2. Vormarsch und Nachschub
Über welche Route soll der Vormarsch ins Feindesland laufen? Ist der Nachschub durch größere Städte oder selbstgebaute Depots gesichert? Kann ich den Feind vielleicht vom Nachschub abschneiden? Welche Positionen sind von strategischer Bedeutung und sind daher auch die Mühen eines Gewaltmarsches wert?
3. Kampf
Welche Truppen lasse ich bei welchem Wetter unter welchen Anführern und mit welchen Befehlen kämpfen? Greife ich die gegnerische
Diese Spielelemente sind vorzüglich geraten. Man kann sich tatsächlich vorstellen, dass die Heerführer der Zeit sich ähnliche Gedanken machen mussten, wie man sie selbst vor dem Bildschirm gerade hat.
4. Armeeentwicklung
Hier schwächelt das Spiel ein wenig: Es gibt die Möglichkeit, neue Truppen auszuheben oder Einheiten, die bereits dezimiert sind, zu verstärken. Allerdings lassen sich nicht für alle Einheiten Ersatztruppen manuell ausheben. Dieser Part des Spiels ist allerdings nicht so wichtig, dass die kleine Schwäche nicht verzeihbar wäre.
Spieltiefe: Wer auf einen schnellen Clickspaß aus ist, wird mit RoP nicht glücklich werden. Die Steuerung des Spiels ist zwar relativ einfach (Drag and Drop), aber ein erfolgreicher Feldzug braucht Planung und Sorgfalt. Tatsächlich kann es oft viele Runden, und damit einige Stunden dauern, bis die eigenen Planungen größere Früchte (etwa die Eroberung einer wichtigen Stadt oder die Vernichtung eines größeren gegnerischen Verbandes) hervorbringen.

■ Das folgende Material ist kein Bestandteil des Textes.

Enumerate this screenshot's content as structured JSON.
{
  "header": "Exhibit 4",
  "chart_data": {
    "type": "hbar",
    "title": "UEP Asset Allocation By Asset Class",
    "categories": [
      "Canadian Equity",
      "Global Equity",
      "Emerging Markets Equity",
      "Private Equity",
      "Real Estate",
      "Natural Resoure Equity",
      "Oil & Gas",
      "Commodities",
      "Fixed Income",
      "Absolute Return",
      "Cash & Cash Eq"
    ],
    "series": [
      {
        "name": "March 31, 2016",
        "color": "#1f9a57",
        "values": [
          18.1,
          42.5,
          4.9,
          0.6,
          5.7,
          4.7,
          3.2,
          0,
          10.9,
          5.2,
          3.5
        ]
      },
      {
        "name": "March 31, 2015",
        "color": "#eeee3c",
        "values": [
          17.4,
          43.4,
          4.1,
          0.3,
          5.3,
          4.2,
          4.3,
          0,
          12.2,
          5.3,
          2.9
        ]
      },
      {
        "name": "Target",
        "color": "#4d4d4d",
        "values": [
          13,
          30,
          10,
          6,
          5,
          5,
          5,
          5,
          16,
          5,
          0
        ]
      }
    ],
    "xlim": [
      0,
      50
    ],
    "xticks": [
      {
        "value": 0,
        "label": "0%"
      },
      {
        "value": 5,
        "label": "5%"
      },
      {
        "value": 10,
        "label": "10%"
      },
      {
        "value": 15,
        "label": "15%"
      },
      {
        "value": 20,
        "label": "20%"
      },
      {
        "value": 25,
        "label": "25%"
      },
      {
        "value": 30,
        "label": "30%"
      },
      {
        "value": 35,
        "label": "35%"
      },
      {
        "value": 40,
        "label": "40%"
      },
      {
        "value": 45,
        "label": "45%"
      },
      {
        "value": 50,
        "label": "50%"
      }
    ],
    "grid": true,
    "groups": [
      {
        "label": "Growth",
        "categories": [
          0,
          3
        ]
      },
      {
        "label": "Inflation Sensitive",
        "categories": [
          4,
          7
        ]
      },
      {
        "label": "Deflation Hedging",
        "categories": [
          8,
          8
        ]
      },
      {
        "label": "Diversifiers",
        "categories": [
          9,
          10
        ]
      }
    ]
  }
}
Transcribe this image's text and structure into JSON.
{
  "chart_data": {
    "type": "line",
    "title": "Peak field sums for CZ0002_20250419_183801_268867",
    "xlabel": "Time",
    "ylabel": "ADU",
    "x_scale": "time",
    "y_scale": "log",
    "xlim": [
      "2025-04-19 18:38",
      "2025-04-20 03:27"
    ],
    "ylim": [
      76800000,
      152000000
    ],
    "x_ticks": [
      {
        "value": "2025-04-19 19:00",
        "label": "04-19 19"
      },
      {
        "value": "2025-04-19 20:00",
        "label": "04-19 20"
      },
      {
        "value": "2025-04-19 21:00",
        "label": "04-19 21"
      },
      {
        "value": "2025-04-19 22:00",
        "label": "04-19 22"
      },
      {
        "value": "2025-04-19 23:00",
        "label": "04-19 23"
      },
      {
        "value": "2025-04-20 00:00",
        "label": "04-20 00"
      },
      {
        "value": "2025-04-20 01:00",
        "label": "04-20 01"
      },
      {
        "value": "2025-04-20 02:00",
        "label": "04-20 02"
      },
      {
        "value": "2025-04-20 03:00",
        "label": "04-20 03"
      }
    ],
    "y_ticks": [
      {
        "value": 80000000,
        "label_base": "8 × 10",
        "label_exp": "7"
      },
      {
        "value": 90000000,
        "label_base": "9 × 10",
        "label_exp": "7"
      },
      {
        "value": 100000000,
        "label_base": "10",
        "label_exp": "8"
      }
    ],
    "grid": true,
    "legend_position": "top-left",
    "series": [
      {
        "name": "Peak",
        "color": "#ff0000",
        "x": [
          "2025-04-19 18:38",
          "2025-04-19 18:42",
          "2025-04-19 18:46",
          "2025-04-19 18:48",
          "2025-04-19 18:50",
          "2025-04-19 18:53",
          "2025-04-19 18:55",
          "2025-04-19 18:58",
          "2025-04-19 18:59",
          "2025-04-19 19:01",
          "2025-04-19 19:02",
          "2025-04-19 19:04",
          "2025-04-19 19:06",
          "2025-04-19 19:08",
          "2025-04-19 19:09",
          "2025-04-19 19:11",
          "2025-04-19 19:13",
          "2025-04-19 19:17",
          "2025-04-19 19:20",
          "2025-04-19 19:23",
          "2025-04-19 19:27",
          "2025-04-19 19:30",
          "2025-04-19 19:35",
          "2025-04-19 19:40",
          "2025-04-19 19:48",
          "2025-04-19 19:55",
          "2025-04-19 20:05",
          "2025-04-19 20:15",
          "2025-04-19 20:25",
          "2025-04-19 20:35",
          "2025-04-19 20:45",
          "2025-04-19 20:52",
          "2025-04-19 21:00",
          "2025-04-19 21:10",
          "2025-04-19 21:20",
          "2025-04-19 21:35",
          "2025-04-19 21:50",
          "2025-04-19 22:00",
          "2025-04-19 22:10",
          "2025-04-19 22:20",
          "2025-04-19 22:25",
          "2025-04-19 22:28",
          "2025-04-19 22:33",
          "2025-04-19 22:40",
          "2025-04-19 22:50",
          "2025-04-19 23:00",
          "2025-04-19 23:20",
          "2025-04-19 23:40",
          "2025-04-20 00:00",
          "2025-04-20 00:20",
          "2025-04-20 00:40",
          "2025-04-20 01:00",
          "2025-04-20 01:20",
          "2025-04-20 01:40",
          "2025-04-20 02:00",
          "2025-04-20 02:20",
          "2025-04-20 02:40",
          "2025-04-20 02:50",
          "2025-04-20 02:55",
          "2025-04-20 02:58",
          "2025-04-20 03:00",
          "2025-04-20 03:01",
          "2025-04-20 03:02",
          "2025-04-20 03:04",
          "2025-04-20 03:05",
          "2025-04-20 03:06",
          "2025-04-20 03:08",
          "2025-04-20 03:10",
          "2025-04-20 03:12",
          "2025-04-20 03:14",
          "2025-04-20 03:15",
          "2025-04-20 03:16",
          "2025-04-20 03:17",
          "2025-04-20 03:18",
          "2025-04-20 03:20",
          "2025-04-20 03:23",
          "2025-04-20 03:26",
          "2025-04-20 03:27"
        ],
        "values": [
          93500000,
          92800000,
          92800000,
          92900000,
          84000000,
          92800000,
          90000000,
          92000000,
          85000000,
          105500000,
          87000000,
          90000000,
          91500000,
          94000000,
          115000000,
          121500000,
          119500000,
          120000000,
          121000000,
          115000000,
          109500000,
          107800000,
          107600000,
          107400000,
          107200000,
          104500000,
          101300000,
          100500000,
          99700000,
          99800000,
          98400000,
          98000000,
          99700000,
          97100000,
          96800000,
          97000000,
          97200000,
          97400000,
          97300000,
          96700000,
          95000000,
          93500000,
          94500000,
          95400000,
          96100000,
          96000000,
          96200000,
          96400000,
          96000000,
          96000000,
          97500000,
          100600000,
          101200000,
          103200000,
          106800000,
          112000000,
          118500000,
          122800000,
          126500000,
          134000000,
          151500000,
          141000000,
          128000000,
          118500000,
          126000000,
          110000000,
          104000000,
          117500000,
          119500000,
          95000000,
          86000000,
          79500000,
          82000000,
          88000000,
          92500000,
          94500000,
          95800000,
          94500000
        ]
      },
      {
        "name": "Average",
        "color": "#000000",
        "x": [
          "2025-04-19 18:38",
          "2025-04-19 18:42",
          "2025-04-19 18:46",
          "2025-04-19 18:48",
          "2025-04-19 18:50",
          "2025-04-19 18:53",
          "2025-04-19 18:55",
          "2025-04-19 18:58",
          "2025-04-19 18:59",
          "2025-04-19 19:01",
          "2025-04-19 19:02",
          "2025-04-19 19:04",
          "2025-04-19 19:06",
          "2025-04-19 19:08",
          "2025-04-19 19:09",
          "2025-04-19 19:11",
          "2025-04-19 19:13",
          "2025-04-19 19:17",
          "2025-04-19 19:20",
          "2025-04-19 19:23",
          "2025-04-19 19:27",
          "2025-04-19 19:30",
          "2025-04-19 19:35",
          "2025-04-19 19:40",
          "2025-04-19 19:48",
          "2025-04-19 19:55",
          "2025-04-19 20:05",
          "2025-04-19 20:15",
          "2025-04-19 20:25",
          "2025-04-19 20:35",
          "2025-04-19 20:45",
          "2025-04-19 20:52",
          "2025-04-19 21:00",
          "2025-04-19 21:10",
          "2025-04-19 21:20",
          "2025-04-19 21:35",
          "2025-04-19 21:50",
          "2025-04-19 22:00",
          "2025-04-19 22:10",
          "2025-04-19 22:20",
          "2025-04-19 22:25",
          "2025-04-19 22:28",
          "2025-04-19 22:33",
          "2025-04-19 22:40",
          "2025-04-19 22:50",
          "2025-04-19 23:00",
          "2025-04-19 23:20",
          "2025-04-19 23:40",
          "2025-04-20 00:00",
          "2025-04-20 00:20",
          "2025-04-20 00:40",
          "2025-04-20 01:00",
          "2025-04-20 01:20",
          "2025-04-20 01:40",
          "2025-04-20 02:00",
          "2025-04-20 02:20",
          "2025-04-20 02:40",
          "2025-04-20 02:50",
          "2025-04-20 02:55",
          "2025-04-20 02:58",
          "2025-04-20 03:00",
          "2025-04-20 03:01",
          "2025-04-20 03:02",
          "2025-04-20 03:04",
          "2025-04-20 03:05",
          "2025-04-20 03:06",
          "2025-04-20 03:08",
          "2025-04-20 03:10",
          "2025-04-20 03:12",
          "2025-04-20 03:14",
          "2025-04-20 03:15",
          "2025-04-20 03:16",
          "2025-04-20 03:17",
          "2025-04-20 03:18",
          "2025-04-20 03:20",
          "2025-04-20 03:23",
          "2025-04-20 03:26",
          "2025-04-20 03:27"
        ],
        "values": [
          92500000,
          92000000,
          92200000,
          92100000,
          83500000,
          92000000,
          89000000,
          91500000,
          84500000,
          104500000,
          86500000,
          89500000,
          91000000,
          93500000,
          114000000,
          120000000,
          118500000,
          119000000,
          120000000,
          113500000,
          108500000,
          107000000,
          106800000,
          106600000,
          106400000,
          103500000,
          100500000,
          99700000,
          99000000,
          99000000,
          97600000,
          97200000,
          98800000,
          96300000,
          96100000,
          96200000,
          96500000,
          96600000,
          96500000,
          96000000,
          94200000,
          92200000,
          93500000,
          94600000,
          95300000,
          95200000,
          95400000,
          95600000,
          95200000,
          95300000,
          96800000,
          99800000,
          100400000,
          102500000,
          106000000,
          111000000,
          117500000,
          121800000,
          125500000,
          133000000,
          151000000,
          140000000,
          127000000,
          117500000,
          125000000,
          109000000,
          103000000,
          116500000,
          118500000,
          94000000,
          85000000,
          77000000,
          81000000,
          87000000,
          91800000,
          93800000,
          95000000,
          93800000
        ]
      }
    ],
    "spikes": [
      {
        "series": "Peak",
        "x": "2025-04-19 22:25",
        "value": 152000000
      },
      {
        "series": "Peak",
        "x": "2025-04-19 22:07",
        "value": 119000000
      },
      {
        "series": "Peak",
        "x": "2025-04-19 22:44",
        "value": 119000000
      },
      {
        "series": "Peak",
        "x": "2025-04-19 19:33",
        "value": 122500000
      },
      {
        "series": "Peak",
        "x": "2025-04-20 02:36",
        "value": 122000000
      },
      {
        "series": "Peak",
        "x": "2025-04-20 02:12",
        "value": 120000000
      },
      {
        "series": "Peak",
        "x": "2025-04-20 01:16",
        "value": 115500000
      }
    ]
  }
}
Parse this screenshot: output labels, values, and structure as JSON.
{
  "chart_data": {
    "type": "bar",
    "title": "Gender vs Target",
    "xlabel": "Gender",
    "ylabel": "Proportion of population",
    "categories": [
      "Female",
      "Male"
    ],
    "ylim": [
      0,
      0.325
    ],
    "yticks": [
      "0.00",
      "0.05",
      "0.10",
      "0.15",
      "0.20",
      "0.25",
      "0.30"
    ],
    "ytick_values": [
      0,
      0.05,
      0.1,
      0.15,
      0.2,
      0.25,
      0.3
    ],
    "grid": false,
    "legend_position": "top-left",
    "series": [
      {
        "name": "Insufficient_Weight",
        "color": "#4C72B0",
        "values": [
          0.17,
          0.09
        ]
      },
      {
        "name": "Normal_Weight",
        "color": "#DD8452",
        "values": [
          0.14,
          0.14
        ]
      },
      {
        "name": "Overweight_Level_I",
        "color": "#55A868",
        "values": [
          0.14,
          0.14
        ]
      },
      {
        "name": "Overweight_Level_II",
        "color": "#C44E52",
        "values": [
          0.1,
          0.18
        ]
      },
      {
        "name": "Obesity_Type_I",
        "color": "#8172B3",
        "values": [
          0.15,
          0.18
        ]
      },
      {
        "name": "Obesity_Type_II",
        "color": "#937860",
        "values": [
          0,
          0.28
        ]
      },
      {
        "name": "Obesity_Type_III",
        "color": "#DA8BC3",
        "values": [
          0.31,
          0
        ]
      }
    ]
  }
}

Dafür bietet das Spiel eine enorme Tiefe, die in die Kampfberechnung enorm viele Faktoren einfließen lässt: Terrain, Wetter, Anführerqualitäten, Angriffs- und Verteidigungswerte der Truppen, Feuergeschwindigkeit, Disziplin, Moral, ... realistischer geht's kaum. Glück und Zufall spielen somit kaum eine Rolle.
Balance: Sehr mobile, extrem gut geführte Elitetruppen auf preußischer Seite kämpfen gegen eine Übermacht an Feinden, die zusammen mehrfach überlegen, einzeln jedoch der preußischen Armee unterlegen und zudem auf die Offensive angewiesen sind: Eine spannende Konstellation mit Vorteilen für Maria-Theresia und Co., die jedoch nicht zwingend den Erfolg der Allianz zur Folge hat.
Grafik: Karte, Einheiten und Anführer sind handgemalt: Letztere werden durch Portraits (viele Generäle sind mit ihren historischen Konterfeis, die Truppen in ihren speziellen Uniformen) dargestellt. Für mich ist das Spiel eine Augenweide, auch wenn es keine 3-D-Animationen oder ähnlichen Schnickschnack enthält.
Sound: Die Musik ist eine Auswahl von Stücken von Bach bis Telemann: Passend. Ansonsten gibt es keine großen Soundeffekte, die sind aber auch nicht nötig.
Eine Schwäche ist das Handbuch, das zwar viele, aber längst nicht alle Informationen über die Zusammenhänge in diesem enorm komplexen Spiel liefert, sodass der ambitionierte Feldherr auf einschlägige Foren angewiesen ist, um die letzten Geheimnisse eines erfolgreichen Feldzugs zu lüften.
Fazit: Ein tolles Spiel für Spieler, die nicht unbedingt auf schnelle Erfolgserlebnisse vorm Bildschirm aus sind.